谷春慶 『筆跡鑑定人・東雲清一郎は、書を書かない。』 (宝島社文庫)

筆跡鑑定人・東雲清一郎は、書を書かない。 (宝島社文庫)

筆跡鑑定人・東雲清一郎は、書を書かない。 (宝島社文庫)

その書を見た瞬間、胸の奥をギュッとなにかでつかまれたような気がした。

儚い、と思った。ところどころ文字を崩して書いているため、文章自体はなにが書かれているのか明確にはわからない。だが、この文字は確かに泣いていて、今にも消え入りそうなのだ。

書道家にして鎌倉学院大学一の変人,東雲清一郎.祖父の遺した手紙の筆跡鑑定を依頼するために声をかけた近藤美咲だったが,すげなく断られてしまう.

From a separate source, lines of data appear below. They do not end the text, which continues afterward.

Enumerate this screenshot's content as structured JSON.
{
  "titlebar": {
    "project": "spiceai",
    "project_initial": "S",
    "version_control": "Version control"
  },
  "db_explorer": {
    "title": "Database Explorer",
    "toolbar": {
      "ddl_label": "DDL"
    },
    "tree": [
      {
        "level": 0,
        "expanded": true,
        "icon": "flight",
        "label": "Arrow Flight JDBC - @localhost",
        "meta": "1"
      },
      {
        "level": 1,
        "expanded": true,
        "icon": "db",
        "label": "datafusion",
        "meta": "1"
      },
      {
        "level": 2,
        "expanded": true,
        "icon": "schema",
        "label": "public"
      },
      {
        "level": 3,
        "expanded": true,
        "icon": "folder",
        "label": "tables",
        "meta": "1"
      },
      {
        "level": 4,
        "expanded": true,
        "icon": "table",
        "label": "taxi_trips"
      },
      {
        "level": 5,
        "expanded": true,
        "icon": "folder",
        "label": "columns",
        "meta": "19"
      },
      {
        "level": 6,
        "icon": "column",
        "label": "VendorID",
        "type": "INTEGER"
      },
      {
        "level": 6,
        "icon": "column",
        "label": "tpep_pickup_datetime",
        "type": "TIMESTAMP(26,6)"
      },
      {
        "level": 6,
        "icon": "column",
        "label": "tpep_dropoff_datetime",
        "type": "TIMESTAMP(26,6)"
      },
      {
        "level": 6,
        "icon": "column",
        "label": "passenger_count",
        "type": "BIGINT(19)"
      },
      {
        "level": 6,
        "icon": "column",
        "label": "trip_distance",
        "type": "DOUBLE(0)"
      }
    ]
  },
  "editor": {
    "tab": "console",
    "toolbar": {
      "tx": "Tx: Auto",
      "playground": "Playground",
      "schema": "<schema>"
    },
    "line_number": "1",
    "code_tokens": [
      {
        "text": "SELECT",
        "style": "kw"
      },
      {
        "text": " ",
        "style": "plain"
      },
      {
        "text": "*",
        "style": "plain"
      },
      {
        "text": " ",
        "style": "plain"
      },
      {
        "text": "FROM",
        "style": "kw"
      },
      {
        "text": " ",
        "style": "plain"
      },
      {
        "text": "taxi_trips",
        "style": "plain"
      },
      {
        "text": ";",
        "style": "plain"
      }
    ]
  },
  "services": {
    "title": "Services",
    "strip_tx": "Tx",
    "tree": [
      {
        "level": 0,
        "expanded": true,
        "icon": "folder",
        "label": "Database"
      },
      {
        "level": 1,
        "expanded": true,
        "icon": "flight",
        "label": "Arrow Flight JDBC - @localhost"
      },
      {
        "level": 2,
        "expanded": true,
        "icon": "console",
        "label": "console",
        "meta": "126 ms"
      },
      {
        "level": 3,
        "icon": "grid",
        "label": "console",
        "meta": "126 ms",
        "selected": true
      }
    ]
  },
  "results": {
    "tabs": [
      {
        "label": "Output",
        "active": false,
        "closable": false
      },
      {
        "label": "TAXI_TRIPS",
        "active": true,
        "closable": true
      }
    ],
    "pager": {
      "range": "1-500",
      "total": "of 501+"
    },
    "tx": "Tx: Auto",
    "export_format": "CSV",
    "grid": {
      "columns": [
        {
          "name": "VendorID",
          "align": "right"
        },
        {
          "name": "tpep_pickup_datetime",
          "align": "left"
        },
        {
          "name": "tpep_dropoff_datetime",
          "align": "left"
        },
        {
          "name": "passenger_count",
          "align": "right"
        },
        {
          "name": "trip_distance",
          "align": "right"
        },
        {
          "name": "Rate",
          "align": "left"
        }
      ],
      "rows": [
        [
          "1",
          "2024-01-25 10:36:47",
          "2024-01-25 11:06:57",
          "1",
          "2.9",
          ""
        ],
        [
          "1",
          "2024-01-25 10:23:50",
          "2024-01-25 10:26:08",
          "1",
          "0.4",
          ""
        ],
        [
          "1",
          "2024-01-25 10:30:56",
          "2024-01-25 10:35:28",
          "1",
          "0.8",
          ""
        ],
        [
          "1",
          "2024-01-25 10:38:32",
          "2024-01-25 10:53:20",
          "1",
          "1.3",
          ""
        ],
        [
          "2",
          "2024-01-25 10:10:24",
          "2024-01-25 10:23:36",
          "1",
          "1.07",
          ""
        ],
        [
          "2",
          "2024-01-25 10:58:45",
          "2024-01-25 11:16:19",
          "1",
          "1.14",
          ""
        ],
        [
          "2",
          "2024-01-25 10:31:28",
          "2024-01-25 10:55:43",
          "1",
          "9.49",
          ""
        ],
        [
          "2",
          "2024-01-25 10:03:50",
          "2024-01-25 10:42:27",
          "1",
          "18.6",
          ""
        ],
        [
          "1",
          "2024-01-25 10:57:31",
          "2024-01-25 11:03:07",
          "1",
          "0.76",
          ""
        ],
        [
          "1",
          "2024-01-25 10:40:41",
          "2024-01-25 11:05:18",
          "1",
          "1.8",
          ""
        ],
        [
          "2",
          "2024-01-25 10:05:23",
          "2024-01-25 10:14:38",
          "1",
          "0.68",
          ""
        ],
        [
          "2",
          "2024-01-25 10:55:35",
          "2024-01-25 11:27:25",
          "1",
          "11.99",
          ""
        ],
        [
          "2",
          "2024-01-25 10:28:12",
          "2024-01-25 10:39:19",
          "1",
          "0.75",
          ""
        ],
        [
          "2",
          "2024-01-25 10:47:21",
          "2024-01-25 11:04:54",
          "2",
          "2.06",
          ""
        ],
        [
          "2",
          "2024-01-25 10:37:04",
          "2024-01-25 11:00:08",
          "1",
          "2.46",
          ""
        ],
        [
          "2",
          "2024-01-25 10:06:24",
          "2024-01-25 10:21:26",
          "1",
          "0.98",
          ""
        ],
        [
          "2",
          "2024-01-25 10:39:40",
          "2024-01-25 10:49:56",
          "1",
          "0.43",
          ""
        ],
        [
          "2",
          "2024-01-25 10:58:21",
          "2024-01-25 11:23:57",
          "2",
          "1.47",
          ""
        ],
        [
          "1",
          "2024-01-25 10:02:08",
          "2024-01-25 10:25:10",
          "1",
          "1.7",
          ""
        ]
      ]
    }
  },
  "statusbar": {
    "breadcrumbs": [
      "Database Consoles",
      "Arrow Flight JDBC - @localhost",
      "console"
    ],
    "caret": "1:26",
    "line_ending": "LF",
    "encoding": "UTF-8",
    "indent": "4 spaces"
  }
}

「気持ちに嘘はつけても文字は偽れない」.文字に込められたひとの想いが事件を起こす.4つの連作短編ミステリ.いわゆるお仕事小説と言っていいのかな.よく言えば堅実,悪く言えば地味.登場人物にいまひとつ魅力がなかった(総じて性格が悪い)のもあって,全体的な印象もそれなり止まりでした.